Universe Today
When Beetlejuice goes off, it's going to be the show of a lifetime. But it’s not going to hurt us.
Betelgeuse is the shoulder of Orion, a red giant sitting about 500 light years away. It’s huge, weighing somewhere between 15-20 solar masses, but so extended and bloated that if you plopped it down in our own solar system, it would stretch to roughly the orbit of Mars.
And it's not doing so great. Massive stars do not live very long lives, with their precise lifetimes depending on a host of factors like their mass, their metallicity, and spin rate. On the low side, we're talking only a few hundred thousand years. On the high side, we've got a few million.
But either way, as stars go, that's not a lot. Our own Sun will outlive multiple generations of such giants, and red dwarfs, the smallest stars in the universe, can stretch for trillions of years at a time. In fact, just a fun side note, red dwarfs live for so long that the entire universe isn't even old enough for them to start dying yet.
No matter how you slice it, Betelgeuse is on its last legs.
It's in what's called the red giant phase, and it's pretty obvious to see why astronomers picked that name for this phase in a stellar life cycle. It's red, and it's gigantic. And it is so close to being dead that it is in an incredibly unstable phase. In fact, we saw some very dramatic dimming episodes a few years ago where it dimmed by around 15% out of nowhere over the course of a few weeks. And then just after a few months, it popped back up to full brightness.
When a star is near the end of its life, it’s all chaos. Sometimes it's fusing hydrogen, sometimes it's fusing helium, sometimes it will shut down for a while, sometimes it'll start back up. The outer edges of the atmosphere are so far away from the central core that they start getting a mind of their own. It just gets complicated.
Estimates based on the mass of Betelgeuse, its rotation rate, the group of stars it was born with, and the amount of metals we can measure in the upper layers of its atmosphere, all suggest that it's somewhere in the neighborhood of a few hundred thousand years from now, it's going to go supernova. But honestly it could be tomorrow. In fact, because it's 500 light years away. It could have gone off a hundred years ago, and we won't find out for a while. It may already be dead.
When Betelgeuse goes off as a supernova, it will be a sight to behold. Keep in mind that typical supernova can outshine entire galaxies of over a hundred billion stars. And at a distance of a few hundred light years, Betelgeuse is going to put on an impressive show.
It will be visible during the day. It will be brighter than any planet. It will be almost as bright as the full moon. You'll be able to read a book by the light of the Betelgeuse supernova at midnight.
But it will actually be painful to look at because unlike the full moon that is this gorgeous disc in the sky, Betelgeuse is still going to be a tiny pinprick of light. So it won't be comfortable to look at, and it will last a few months before fading away as all supernovae do. But as impressive as it is, it won't be dangerous.

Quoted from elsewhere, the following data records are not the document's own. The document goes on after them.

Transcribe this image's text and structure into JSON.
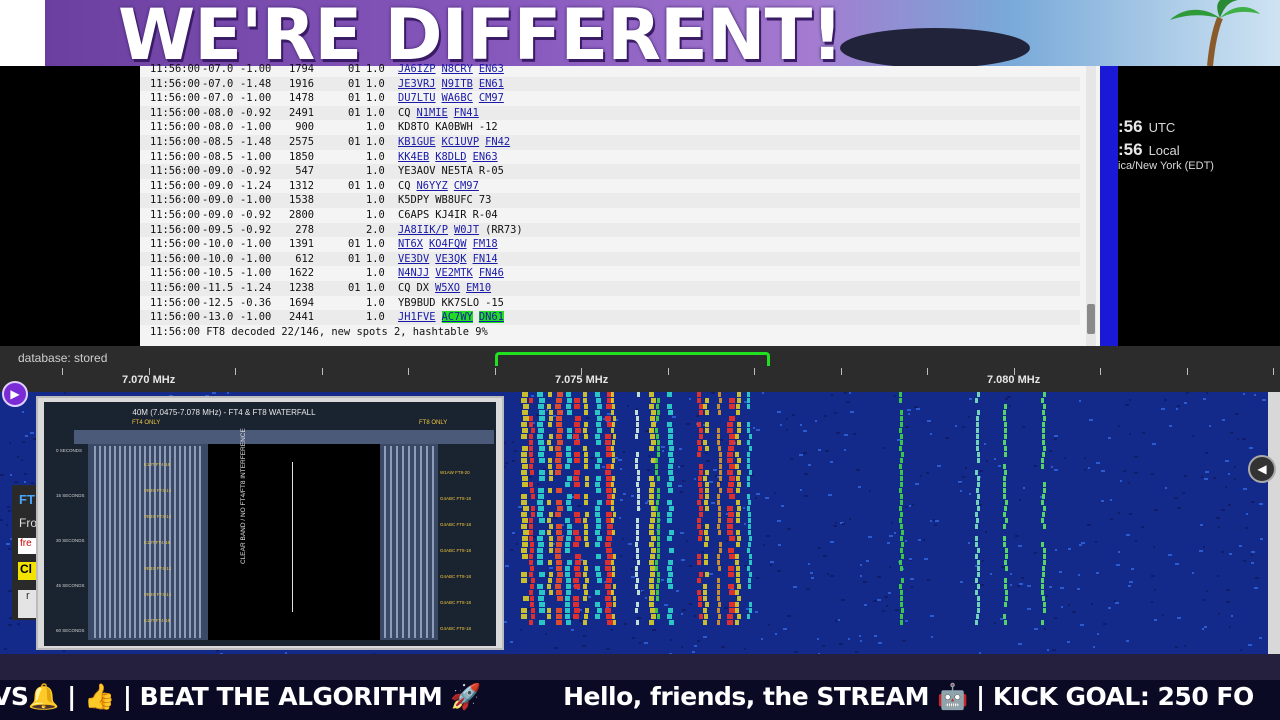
{
  "banner": {
    "title": "WE'RE DIFFERENT!"
  },
  "clock": {
    "utc_time": ":56",
    "utc_label": "UTC",
    "local_time": ":56",
    "local_label": "Local",
    "timezone": "ica/New York (EDT)"
  },
  "log": {
    "rows": [
      {
        "time": "11:56:00",
        "db": "-07.0",
        "dt": "-1.00",
        "freq": "1794",
        "s": "01",
        "q": "1.0",
        "parts": [
          {
            "t": "JA6IZP",
            "link": true
          },
          {
            "t": "N8CRY",
            "link": true
          },
          {
            "t": "EN63",
            "link": true
          }
        ]
      },
      {
        "time": "11:56:00",
        "db": "-07.0",
        "dt": "-1.48",
        "freq": "1916",
        "s": "01",
        "q": "1.0",
        "parts": [
          {
            "t": "JE3VRJ",
            "link": true
          },
          {
            "t": "N9ITB",
            "link": true
          },
          {
            "t": "EN61",
            "link": true
          }
        ]
      },
      {
        "time": "11:56:00",
        "db": "-07.0",
        "dt": "-1.00",
        "freq": "1478",
        "s": "01",
        "q": "1.0",
        "parts": [
          {
            "t": "DU7LTU",
            "link": true
          },
          {
            "t": "WA6BC",
            "link": true
          },
          {
            "t": "CM97",
            "link": true
          }
        ]
      },
      {
        "time": "11:56:00",
        "db": "-08.0",
        "dt": "-0.92",
        "freq": "2491",
        "s": "01",
        "q": "1.0",
        "parts": [
          {
            "t": "CQ",
            "link": false
          },
          {
            "t": "N1MIE",
            "link": true
          },
          {
            "t": "FN41",
            "link": true
          }
        ]
      },
      {
        "time": "11:56:00",
        "db": "-08.0",
        "dt": "-1.00",
        "freq": "900",
        "s": "",
        "q": "1.0",
        "parts": [
          {
            "t": "KD8TO",
            "link": false
          },
          {
            "t": "KA0BWH",
            "link": false
          },
          {
            "t": "-12",
            "link": false
          }
        ]
      },
      {
        "time": "11:56:00",
        "db": "-08.5",
        "dt": "-1.48",
        "freq": "2575",
        "s": "01",
        "q": "1.0",
        "parts": [
          {
            "t": "KB1GUE",
            "link": true
          },
          {
            "t": "KC1UVP",
            "link": true
          },
          {
            "t": "FN42",
            "link": true
          }
        ]
      },
      {
        "time": "11:56:00",
        "db": "-08.5",
        "dt": "-1.00",
        "freq": "1850",
        "s": "",
        "q": "1.0",
        "parts": [
          {
            "t": "KK4EB",
            "link": true
          },
          {
            "t": "K8DLD",
            "link": true
          },
          {
            "t": "EN63",
            "link": true
          }
        ]
      },
      {
        "time": "11:56:00",
        "db": "-09.0",
        "dt": "-0.92",
        "freq": "547",
        "s": "",
        "q": "1.0",
        "parts": [
          {
            "t": "YE3AOV",
            "link": false
          },
          {
            "t": "NE5TA",
            "link": false
          },
          {
            "t": "R-05",
            "link": false
          }
        ]
      },
      {
        "time": "11:56:00",
        "db": "-09.0",
        "dt": "-1.24",
        "freq": "1312",
        "s": "01",
        "q": "1.0",
        "parts": [
          {
            "t": "CQ",
            "link": false
          },
          {
            "t": "N6YYZ",
            "link": true
          },
          {
            "t": "CM97",
            "link": true
          }
        ]
      },
      {
        "time": "11:56:00",
        "db": "-09.0",
        "dt": "-1.00",
        "freq": "1538",
        "s": "",
        "q": "1.0",
        "parts": [
          {
            "t": "K5DPY",
            "link": false
          },
          {
            "t": "WB8UFC",
            "link": false
          },
          {
            "t": "73",
            "link": false
          }
        ]
      },
      {
        "time": "11:56:00",
        "db": "-09.0",
        "dt": "-0.92",
        "freq": "2800",
        "s": "",
        "q": "1.0",
        "parts": [
          {
            "t": "C6APS",
            "link": false
          },
          {
            "t": "KJ4IR",
            "link": false
          },
          {
            "t": "R-04",
            "link": false
          }
        ]
      },
      {
        "time": "11:56:00",
        "db": "-09.5",
        "dt": "-0.92",
        "freq": "278",
        "s": "",
        "q": "2.0",
        "parts": [
          {
            "t": "JA8IIK/P",
            "link": true
          },
          {
            "t": "W0JT",
            "link": true
          },
          {
            "t": "(RR73)",
            "link": false
          }
        ]
      },
      {
        "time": "11:56:00",
        "db": "-10.0",
        "dt": "-1.00",
        "freq": "1391",
        "s": "01",
        "q": "1.0",
        "parts": [
          {
            "t": "NT6X",
            "link": true
          },
          {
            "t": "KO4FQW",
            "link": true
          },
          {
            "t": "FM18",
            "link": true
          }
        ]
      },
      {
        "time": "11:56:00",
        "db": "-10.0",
        "dt": "-1.00",
        "freq": "612",
        "s": "01",
        "q": "1.0",
        "parts": [
          {
            "t": "VE3DV",
            "link": true
          },
          {
            "t": "VE3QK",
            "link": true
          },
          {
            "t": "FN14",
            "link": true
          }
        ]
      },
      {
        "time": "11:56:00",
        "db": "-10.5",
        "dt": "-1.00",
        "freq": "1622",
        "s": "",
        "q": "1.0",
        "parts": [
          {
            "t": "N4NJJ",
            "link": true
          },
          {
            "t": "VE2MTK",
            "link": true
          },
          {
            "t": "FN46",
            "link": true
          }
        ]
      },
      {
        "time": "11:56:00",
        "db": "-11.5",
        "dt": "-1.24",
        "freq": "1238",
        "s": "01",
        "q": "1.0",
        "parts": [
          {
            "t": "CQ",
            "link": false
          },
          {
            "t": "DX",
            "link": false
          },
          {
            "t": "W5XO",
            "link": true
          },
          {
            "t": "EM10",
            "link": true
          }
        ]
      },
      {
        "time": "11:56:00",
        "db": "-12.5",
        "dt": "-0.36",
        "freq": "1694",
        "s": "",
        "q": "1.0",
        "parts": [
          {
            "t": "YB9BUD",
            "link": false
          },
          {
            "t": "KK7SLO",
            "link": false
          },
          {
            "t": "-15",
            "link": false
          }
        ]
      },
      {
        "time": "11:56:00",
        "db": "-13.0",
        "dt": "-1.00",
        "freq": "2441",
        "s": "",
        "q": "1.0",
        "parts": [
          {
            "t": "JH1FVE",
            "link": true
          },
          {
            "t": "AC7WY",
            "link": true,
            "hl": true
          },
          {
            "t": "DN61",
            "link": true,
            "hl": true
          }
        ]
      }
    ],
    "summary": "11:56:00 FT8 decoded 22/146, new spots 2, hashtable 9%"
  },
  "scale": {
    "status": "database: stored",
    "labels": [
      "7.070 MHz",
      "7.075 MHz",
      "7.080 MHz"
    ],
    "passband_label": ""
  },
  "side_panel": {
    "ft": "FT",
    "from": "Fro",
    "freq": "fre",
    "clear": "Cl",
    "r": "r"
  },
  "reference_image": {
    "title": "40M (7.0475-7.078 MHz) - FT4 & FT8 WATERFALL",
    "ft4_label": "FT4 ONLY",
    "ft8_label": "FT8 ONLY",
    "clear_band": "CLEAR BAND / NO FT4/FT8 INTERFERENCE",
    "y_labels": [
      "0 SECONDS",
      "15 SECONDS",
      "30 SECONDS",
      "45 SECONDS",
      "60 SECONDS"
    ],
    "spots_left": [
      "K1JT FT4-16",
      "VE3X FT4-12",
      "VE3X FT4-12",
      "K1JT FT4-16",
      "VE3X FT4-12",
      "VE3X FT4-12",
      "K1JT FT4-16"
    ],
    "spots_right": [
      "W1AW FT8-20",
      "G4ABC FT8-18",
      "G4ABC FT8-18",
      "G4ABC FT8-18",
      "G4ABC FT8-18",
      "G4ABC FT8-18",
      "G4ABC FT8-18"
    ]
  },
  "ticker": {
    "text": "VS🔔 | 👍 | BEAT THE ALGORITHM 🚀          Hello, friends, the STREAM 🤖 | KICK GOAL: 250 FO"
  },
  "colors": {
    "passband": "#20e020",
    "highlight": "#22dd22",
    "link": "#1a1aa8",
    "waterfall_bg": "#142a8a"
  }
}
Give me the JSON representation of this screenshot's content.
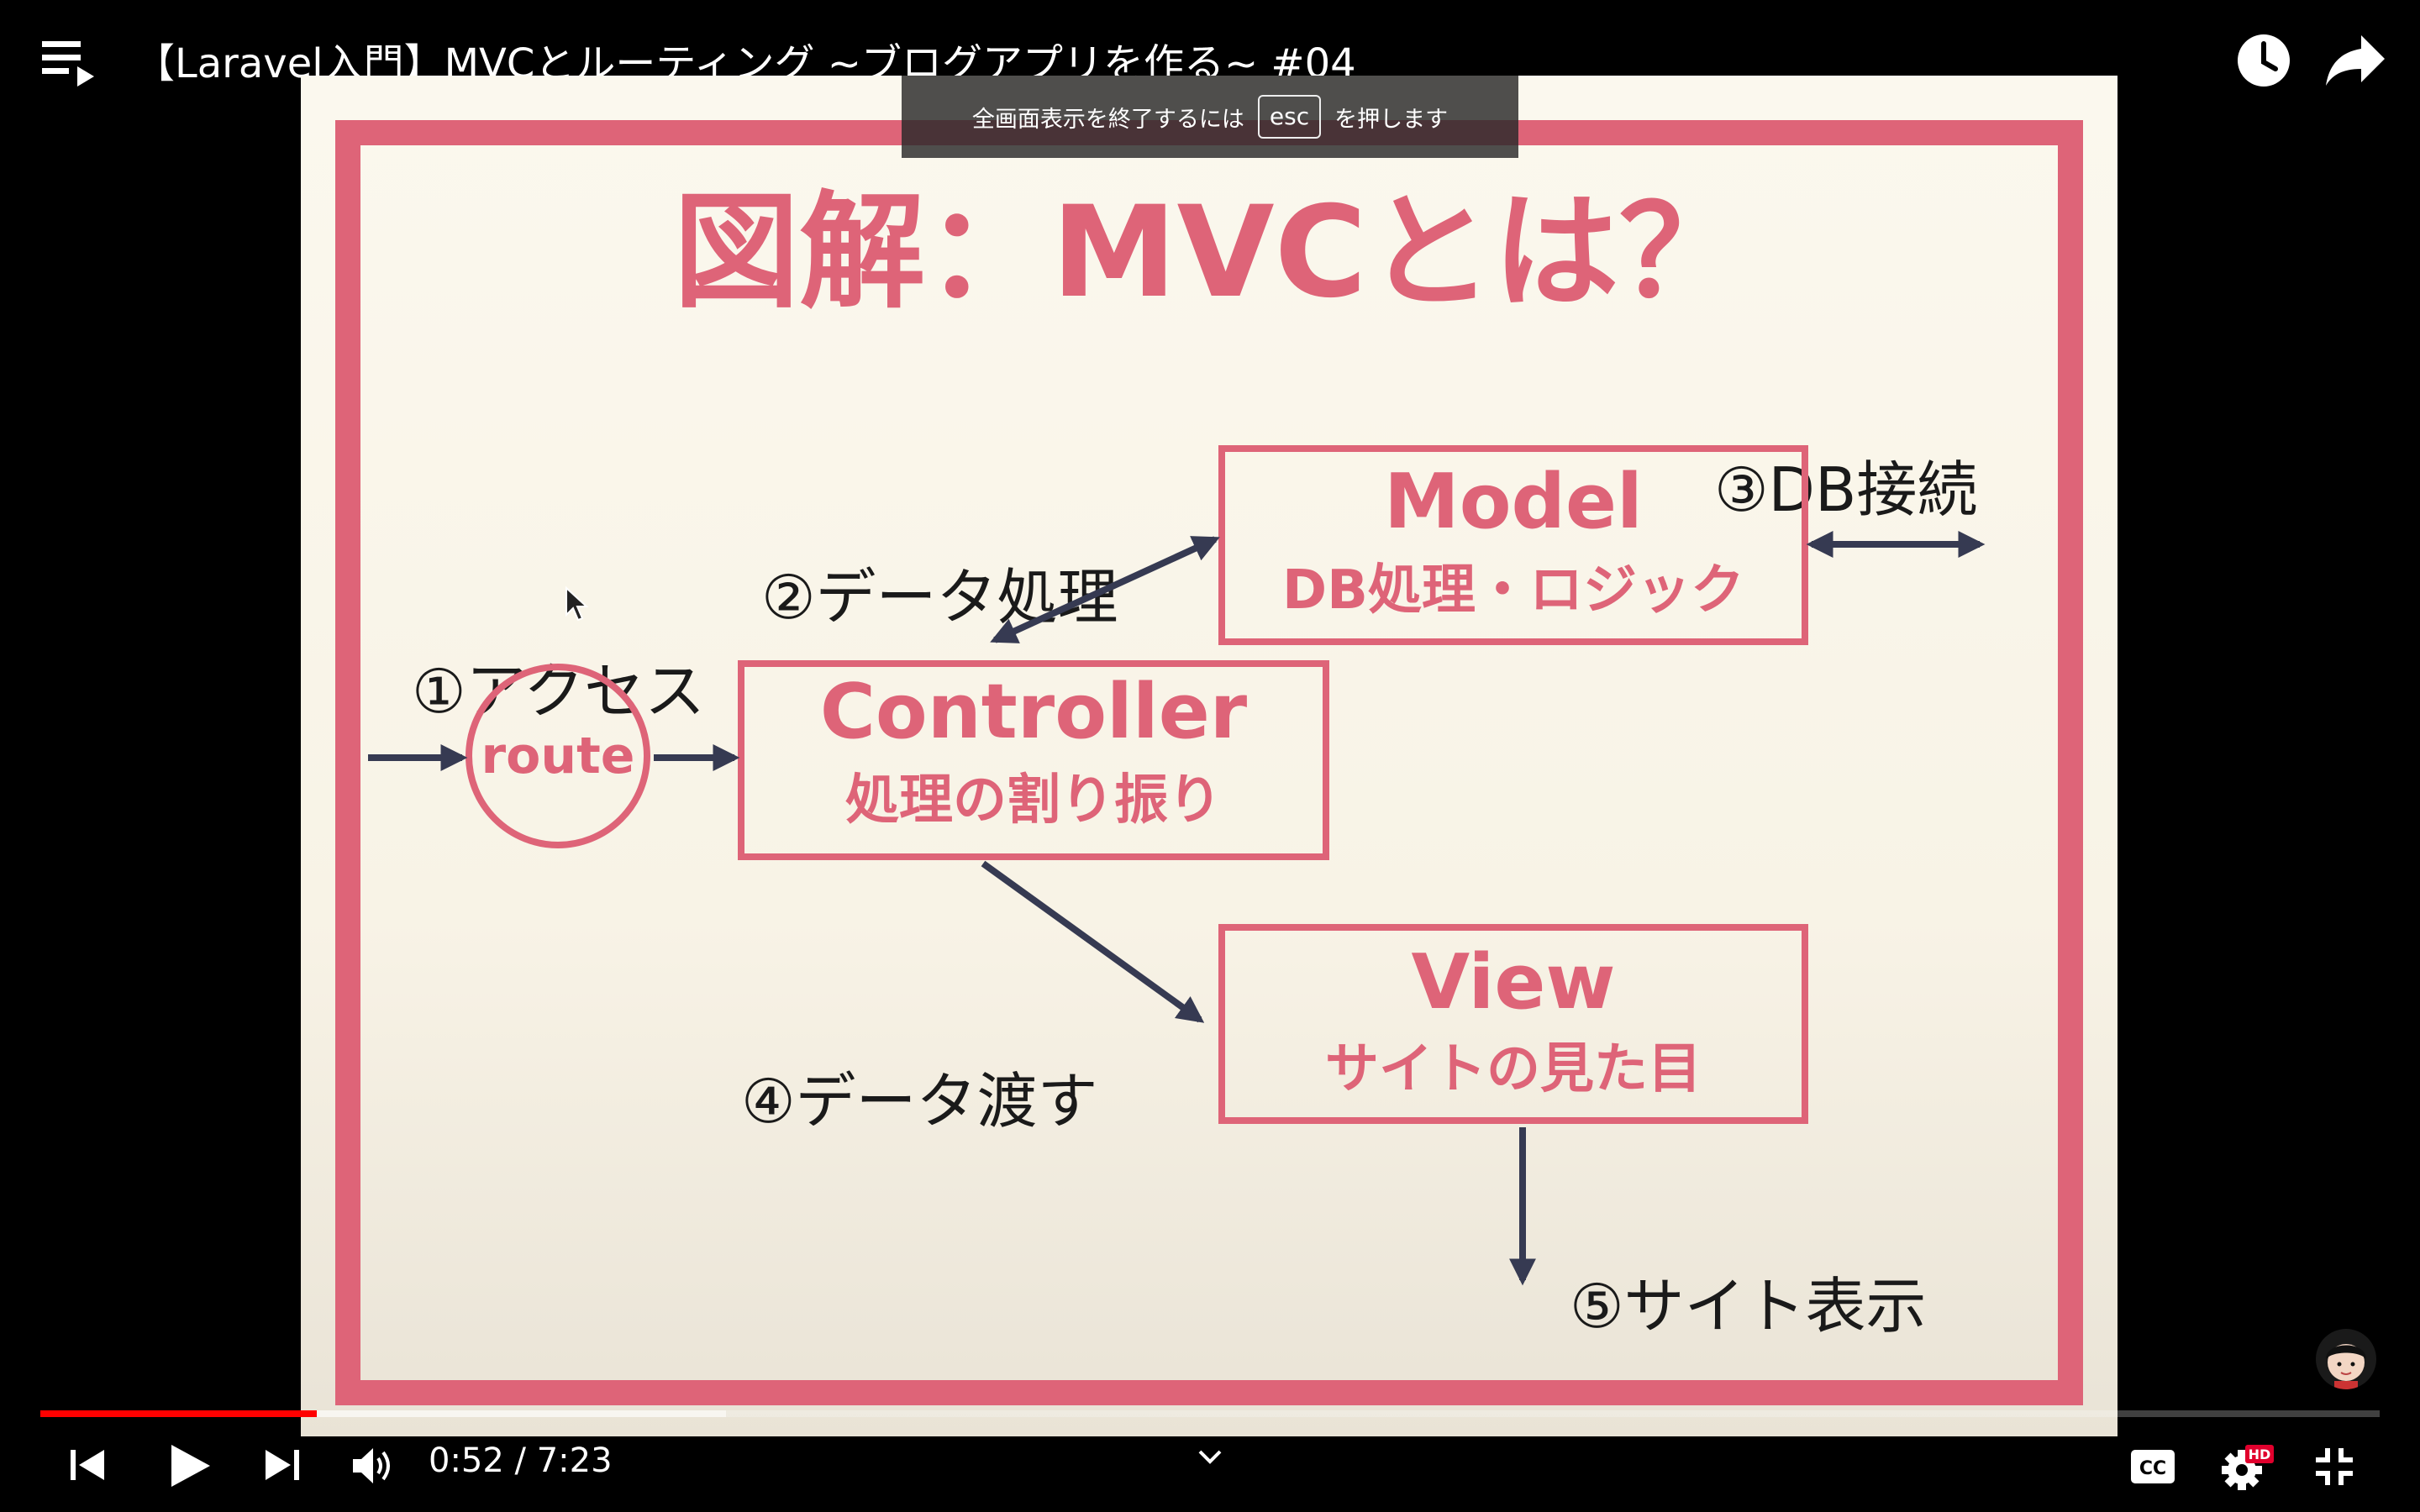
{
  "player": {
    "title": "【Laravel入門】MVCとルーティング ~ブログアプリを作る~ #04",
    "esc_notice_before": "全画面表示を終了するには",
    "esc_key": "esc",
    "esc_notice_after": "を押します",
    "time": {
      "current": "0:52",
      "separator": " / ",
      "duration": "7:23"
    },
    "progress": {
      "played_fraction": 0.118,
      "buffered_fraction": 0.293
    },
    "settings_badge": "HD",
    "cc_label": "CC"
  },
  "slide": {
    "title": "図解：MVCとは？",
    "step1": "①アクセス",
    "step2": "②データ処理",
    "step3": "③DB接続",
    "step4": "④データ渡す",
    "step5": "⑤サイト表示",
    "route_label": "route",
    "controller": {
      "title": "Controller",
      "subtitle": "処理の割り振り"
    },
    "model": {
      "title": "Model",
      "subtitle": "DB処理・ロジック"
    },
    "view": {
      "title": "View",
      "subtitle": "サイトの見た目"
    },
    "colors": {
      "accent": "#de6478",
      "arrow": "#363a52",
      "background": "#f4efe2"
    }
  }
}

What saves us from most supernova dangers is that as bright as they are, as much radiation as they pour into the universe, stars are really stinking far apart. What helps here is something called the inverse square law. There's a fixed amount of light that a star or a supernova or any radiating object in the universe gives off.
And so that light moves away from the star, that same amount of light has to cover more and more area. If you double the distance, the radiation in any one spot gets cut to 25%. If you go to ten times the distance, then you get a factor of a 100 drop off. It goes as the square of the distance.
If you're trying to stay warm by a fire, you will notice if you stand really close to the fire that it’s maybe a little bit too hot, but then you take one step back, and all of a sudden, you’re cold again. That's because of that inverse square law of the infrared radiation being emitted by the fire. But in the case of a supernova, we're going to be grateful for the inverse square law. Because we're talking about a giant star turning itself into an uncontrolled nuclear bomb and detonating with enough energy to overwhelm an entire galaxy's worth of starlight.
From our perspective, Betelgeuse will go from a dot of light in the night sky to a brighter dot of light in the night sky. It's simply not going to be a threat.